10 reasons NASA thinks asteroid Bennu is important

Asteroid Bennu NASA
Asteroid Bennu. Credit: NASA

According to NASA, the Bennu mission is very important for the following reasons.

1. It’s close to Earth

Unlike most other asteroids that circle the Sun in the asteroid belt between Mars and Jupiter, Bennu’s orbit is close in proximity to Earth’s, even crossing it. The asteroid makes its closest approach to Earth every 6 years.

2. It’s the right size

Asteroids spin on their axes just like Earth does. Small ones, with diameters of 200 meters or less, often spin very fast, up to a few revolutions per minute. This rapid spinning makes it difficult for a spacecraft to touch down and collect samples.

3. It’s really old

Bennu is a leftover fragment from the tumultuous formation of the solar system. Some of the mineral fragments inside Bennu could be older than the solar system. These microscopic grains of dust could be the same ones that spewed from dying stars and eventually coalesced to make the Sun and its planets nearly 4.6 billion years ago.

4. It’s well preserved

Bennu is a time capsule from the early solar system, having been preserved in the vacuum of space. Although scientists think it broke off a larger asteroid in the asteroid belt in a catastrophic collision between about 1 and 2 billion years ago, they don’t expect that these events significantly altered it.

5. It might contain clues to the origin of life

Samples of Bennu will help planetary scientists better understand the role asteroids may have played in delivering life-forming compounds to Earth. We know it is carbon-rich. Carbon is the hinge upon which organic molecules hang.

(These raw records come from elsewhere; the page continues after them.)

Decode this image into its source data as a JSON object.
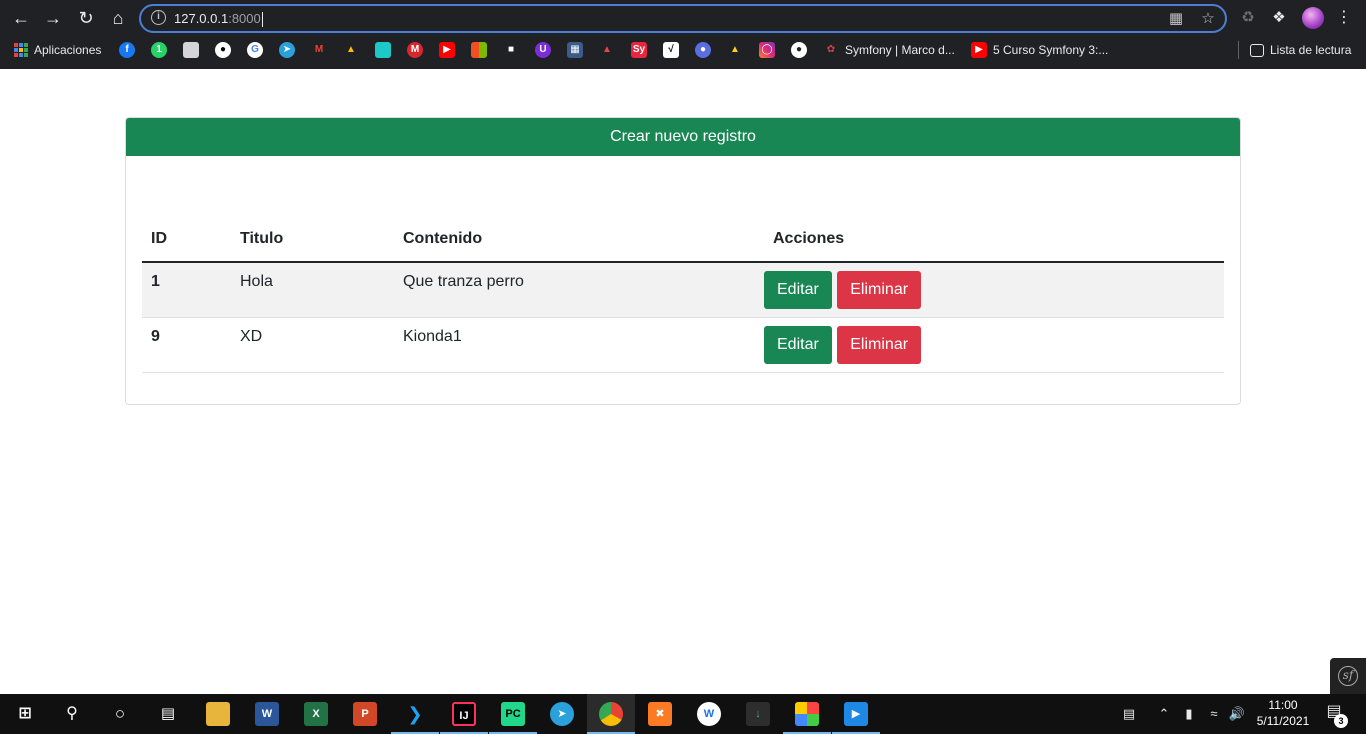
{
  "browser": {
    "url_host": "127.0.0.1",
    "url_port": ":8000",
    "bookmarks": [
      {
        "label": "Aplicaciones",
        "icon": "apps-grid-icon"
      },
      {
        "label": "Symfony | Marco d...",
        "icon": "symfony-icon"
      },
      {
        "label": "5 Curso Symfony 3:...",
        "icon": "youtube-icon"
      }
    ],
    "reading_list": "Lista de lectura"
  },
  "page": {
    "create_button": "Crear nuevo registro",
    "table": {
      "headers": [
        "ID",
        "Titulo",
        "Contenido",
        "Acciones"
      ],
      "rows": [
        {
          "id": "1",
          "titulo": "Hola",
          "contenido": "Que tranza perro",
          "edit": "Editar",
          "delete": "Eliminar"
        },
        {
          "id": "9",
          "titulo": "XD",
          "contenido": "Kionda1",
          "edit": "Editar",
          "delete": "Eliminar"
        }
      ]
    }
  },
  "taskbar": {
    "time": "11:00",
    "date": "5/11/2021",
    "notifications": "3"
  },
  "colors": {
    "success": "#198754",
    "danger": "#dc3545",
    "chrome_bg": "#202124"
  }
}
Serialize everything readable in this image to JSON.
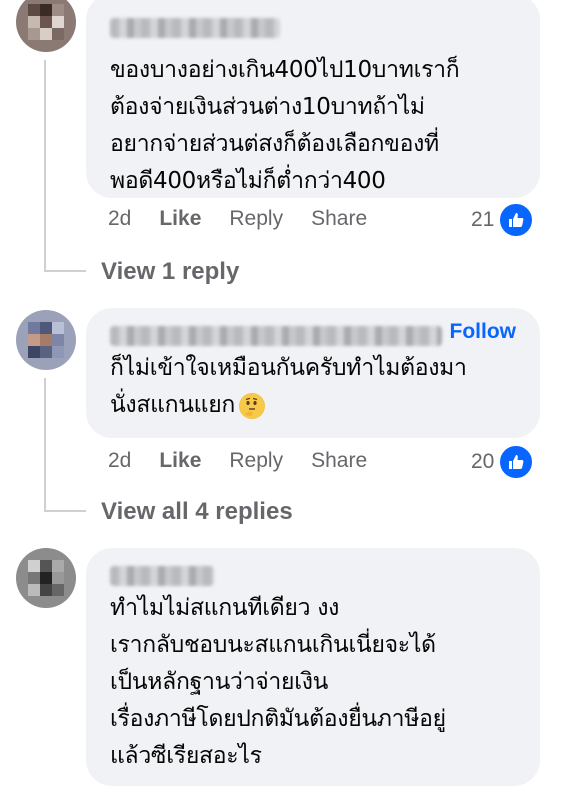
{
  "comments": [
    {
      "author": "",
      "text": "ของบางอย่างเกิน400ไป10บาทเราก็\nต้องจ่ายเงินส่วนต่าง10บาทถ้าไม่\nอยากจ่ายส่วนต่สงก็ต้องเลือกของที่\nพอดี400หรือไม่ก็ต่ำกว่า400",
      "time": "2d",
      "like": "Like",
      "reply": "Reply",
      "share": "Share",
      "reaction_count": "21",
      "view_replies": "View 1 reply"
    },
    {
      "author": "",
      "follow": "Follow",
      "text": "ก็ไม่เข้าใจเหมือนกันครับทำไมต้องมา\nนั่งสแกนแยก",
      "emoji": "thinking-face",
      "time": "2d",
      "like": "Like",
      "reply": "Reply",
      "share": "Share",
      "reaction_count": "20",
      "view_replies": "View all 4 replies"
    },
    {
      "author": "",
      "text": "ทำไมไม่สแกนทีเดียว งง\nเรากลับชอบนะสแกนเกินเนี่ยจะได้\nเป็นหลักฐานว่าจ่ายเงิน\nเรื่องภาษีโดยปกติมันต้องยื่นภาษีอยู่\nแล้วซีเรียสอะไร"
    }
  ],
  "colors": {
    "bubble": "#f0f2f5",
    "like_blue": "#0866ff",
    "meta": "#65676b"
  }
}
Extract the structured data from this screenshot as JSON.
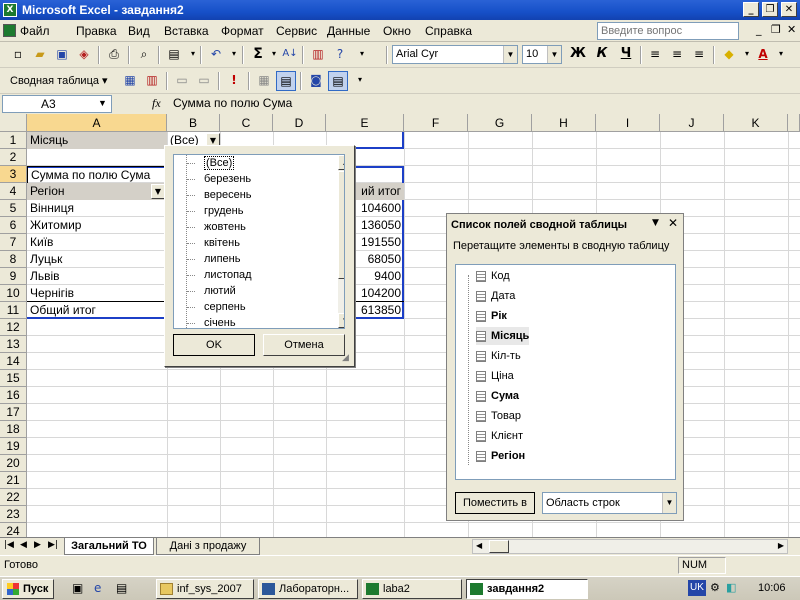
{
  "window": {
    "title": "Microsoft Excel - завдання2",
    "controls": [
      "_",
      "❐",
      "✕"
    ]
  },
  "menu": {
    "items": [
      "Файл",
      "Правка",
      "Вид",
      "Вставка",
      "Формат",
      "Сервис",
      "Данные",
      "Окно",
      "Справка"
    ],
    "help_placeholder": "Введите вопрос",
    "doc_controls": [
      "_",
      "❐",
      "✕"
    ]
  },
  "toolbar": {
    "font_name": "Arial Cyr",
    "font_size": "10",
    "bold": "Ж",
    "italic": "К",
    "underline": "Ч",
    "sum": "Σ"
  },
  "pivot_toolbar": {
    "label": "Сводная таблица ▾"
  },
  "formula_bar": {
    "name_box": "A3",
    "fx": "fx",
    "content": "Сумма по полю Сума"
  },
  "columns": [
    "A",
    "B",
    "C",
    "D",
    "E",
    "F",
    "G",
    "H",
    "I",
    "J",
    "K"
  ],
  "rows": [
    "1",
    "2",
    "3",
    "4",
    "5",
    "6",
    "7",
    "8",
    "9",
    "10",
    "11",
    "12",
    "13",
    "14",
    "15",
    "16",
    "17",
    "18",
    "19",
    "20",
    "21",
    "22",
    "23",
    "24"
  ],
  "sheet": {
    "a1": "Місяць",
    "b1": "(Все)",
    "a3": "Сумма по полю Сума",
    "a4": "Регіон",
    "e4": "ий итог",
    "regions": [
      "Вінниця",
      "Житомир",
      "Київ",
      "Луцьк",
      "Львів",
      "Чернігів"
    ],
    "totals": [
      "104600",
      "136050",
      "191550",
      "68050",
      "9400",
      "104200"
    ],
    "grand_label": "Общий итог",
    "grand_total": "613850"
  },
  "dropdown": {
    "items": [
      "(Все)",
      "березень",
      "вересень",
      "грудень",
      "жовтень",
      "квітень",
      "липень",
      "листопад",
      "лютий",
      "серпень",
      "січень"
    ],
    "ok": "OK",
    "cancel": "Отмена"
  },
  "field_list": {
    "title": "Список полей сводной таблицы",
    "subtitle": "Перетащите элементы в сводную таблицу",
    "fields": [
      {
        "label": "Код",
        "bold": false
      },
      {
        "label": "Дата",
        "bold": false
      },
      {
        "label": "Рік",
        "bold": true
      },
      {
        "label": "Місяць",
        "bold": true
      },
      {
        "label": "Кіл-ть",
        "bold": false
      },
      {
        "label": "Ціна",
        "bold": false
      },
      {
        "label": "Сума",
        "bold": true
      },
      {
        "label": "Товар",
        "bold": false
      },
      {
        "label": "Клієнт",
        "bold": false
      },
      {
        "label": "Регіон",
        "bold": true
      }
    ],
    "place_button": "Поместить в",
    "area_select": "Область строк"
  },
  "tabs": [
    "Загальний ТО",
    "Дані з продажу"
  ],
  "status": {
    "text": "Готово",
    "num": "NUM"
  },
  "taskbar": {
    "start": "Пуск",
    "tasks": [
      "inf_sys_2007",
      "Лабораторн...",
      "laba2",
      "завдання2"
    ],
    "lang": "UK",
    "clock": "10:06"
  },
  "colors": {
    "titlebar": "#1650c8",
    "pivot_border": "#1c3fc7",
    "selection": "#1c3fc7"
  }
}
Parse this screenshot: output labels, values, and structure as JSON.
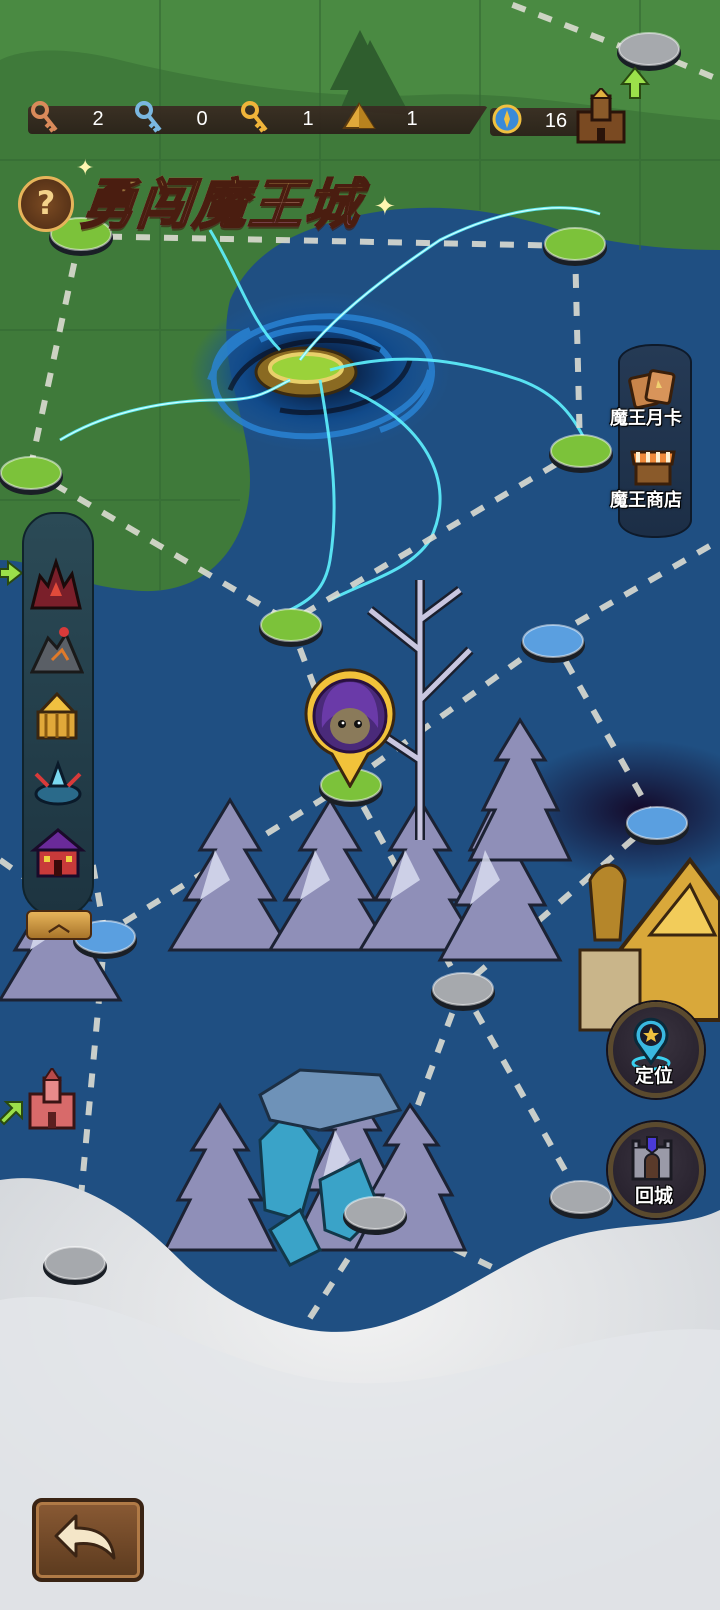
{
  "game": {
    "title": "勇闯魔王城",
    "help_symbol": "?",
    "accent_color": "#ffd75a"
  },
  "resources": [
    {
      "name": "bronze-key",
      "icon": "bronze-key-icon",
      "color": "#d98a5a",
      "value": "2"
    },
    {
      "name": "silver-key",
      "icon": "blue-key-icon",
      "color": "#7ab7e0",
      "value": "0"
    },
    {
      "name": "gold-key",
      "icon": "gold-key-icon",
      "color": "#f0b43a",
      "value": "1"
    },
    {
      "name": "pyramid",
      "icon": "pyramid-icon",
      "color": "#e0a83a",
      "value": "1"
    },
    {
      "name": "badge",
      "icon": "blue-badge-icon",
      "color": "#3a8ad8",
      "value": "16"
    }
  ],
  "side_menu": {
    "monthly_card": "魔王月卡",
    "shop": "魔王商店"
  },
  "left_menu": {
    "items": [
      "volcano-castle-icon",
      "dark-mountain-icon",
      "golden-temple-icon",
      "crystal-tower-icon",
      "haunted-house-icon"
    ],
    "collapse_symbol": "^"
  },
  "actions": {
    "locate": "定位",
    "return_city": "回城"
  },
  "map": {
    "node_colors": {
      "cleared": "#7cc23a",
      "available": "#5a9fe0",
      "locked": "#a6a9ad"
    }
  }
}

6. It contains valuable materials

Besides teaching us about our cosmic past, exploring Bennu close-up will help humans plan for the future. Asteroids are rich in natural resources, such as iron and aluminum, and precious metals, such as platinum.

7. It will help us better understand other asteroids

Astronomers have studied Bennu from Earth since it was discovered in 1999. As a result, they think they know a lot about the asteroid’s physical and chemical properties. Their knowledge is based not only on looking at the asteroid, but also studying meteorites found on Earth.

8. It will help us better understand a quirky solar force …

Astronomers have calculated that Bennu’s orbit has drifted about 280 meters (0.18 miles) per year toward the Sun since it was discovered. This could be because of a phenomenon called the Yarkovsky effect, a process whereby sunlight warms one side of a small, dark asteroid and then radiates as heat off the asteroid as it rotates.

9. … and to keep asteroids at bay

One reason scientists are eager to predict the directions asteroids are drifting is to know when they’re coming too-close-for-comfort to Earth.

10. It’s a gift that will keep on giving

Samples of Bennu will return to Earth on September 24, 2023. OSIRIS-REx scientists will study a quarter of the regolith. The rest will be made available to scientists around the globe, and also saved for those not yet born, using techniques not yet invented, to answer questions not yet asked.